Explained: Why companies are worried over SEBI norms on related-party transactions
A bunch of companies led by the engineering and construction major Larsen & Toubro Ltd want the capital markets regulator to change its proposed rules around transactions between related parties, saying they will increase compliance costs and delay decision-making processes.
Along with the likes of L&T, industry lobby group the Confederation of Indian Industry want the Securities and Exchange Board of India (SEBI) to scrap the mandatory shareholder approval for deals beyond Rs 1,000 crore ($134 million). Instead, they say that the existing rule of 10% of annual turnover should prevail even after the new rules kick in on April 1.
When and why did SEBI propose changes?
SEBI tightened rules around transactions between group firms, founders and related entities in November last year, in a bid to curb siphoning of funds by founders and ensure better corporate governance.
The regulator tightened the norms after alleged irregularities were observed in the case of some companies including DHFL and Fortis Healthcare Ltd. The regulator set up a working group in November 2019 to strengthen regulatory norms and later notified the amendments for implementation from April 2022.

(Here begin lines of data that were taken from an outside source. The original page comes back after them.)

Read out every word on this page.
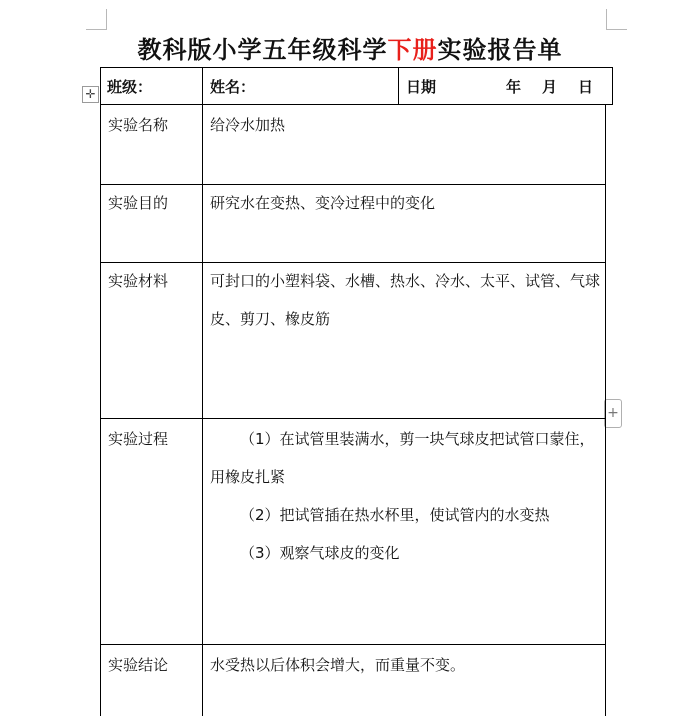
教科版小学五年级科学下册实验报告单
✛
+
班级：	姓名：	日期	年 月 日
实验名称	给冷水加热
实验目的	研究水在变热、变冷过程中的变化
实验材料	可封口的小塑料袋、水槽、热水、冷水、太平、试管、气球皮、剪刀、橡皮筋
实验过程	（1）在试管里装满水，剪一块气球皮把试管口蒙住，用橡皮扎紧

（2）把试管插在热水杯里，使试管内的水变热

（3）观察气球皮的变化

实验结论	水受热以后体积会增大，而重量不变。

What sorts of entities typically get into such related-party transactions?
Typically, listed companies, along with founders and entities related to large shareholders and the owners themselves, get into such transactions.
So, what has L&T said exactly?
“The recent proposals announced by SEBI makes compliance quite tedious and complicated particularly for large companies,” a Bloomberg report cited L&T’s Chief Financial Officer, R. Shankar Raman, as saying.
“Thresholds should have had a linkage to the size of the company, say in terms of turnover. Approaching shareholders on multiple occasions in the course of the year for approval is not efficient time wise and business wise,” Raman said, according to the report.
How does SEBI seek to define a related party in its new rules?
Under the new rules, SEBI said the related party will be any person or entity belonging to the promoter or promoter group of the listed entity.
Besides, any person or any entity, directly or indirectly (including with their relatives), holding 20% or more of the holding in the listed entity during the preceding fiscal and 10 per cent or more with effect from April 1, 2023, will be considered as a related party.
What other changes has SEBI proposed?
SEBI has proposed changes to the process followed by a company's audit committee for approval of related parties that are material. Further, there will be a format for reporting of related parties to the stock exchanges.
Prior approval of the shareholders of the listed entity will be required for material related-party transactions having a threshold of lower than Rs 1,000 crore or 10% of the consolidated annual turnover of the listed entity.
An approval of the audit committee will be required for all related party transactions and subsequent material modifications as defined by the audit committee.
In addition, approval will be needed for related-party transactions where the subsidiary is a party but the listed entity is not a party. This is subject to a threshold of 10% of the consolidated turnover of the listed entity and 10% of the standalone turnover of the subsidiary from April 1, 2023.
Also, the transaction between the listed entity or its subsidiaries and any other entity that is aimed to benefit a related party will be considered a related-party transaction.
SEBI said enhanced disclosure of information related to related-party transactions will be placed before the audit committee. The disclosure will be provided in the notice to shareholders for material related-party transactions.
In addition, such disclosure needs to be made to the stock exchanges every six months in the format specified by SEBI within 15 days from the date of publication of financial results.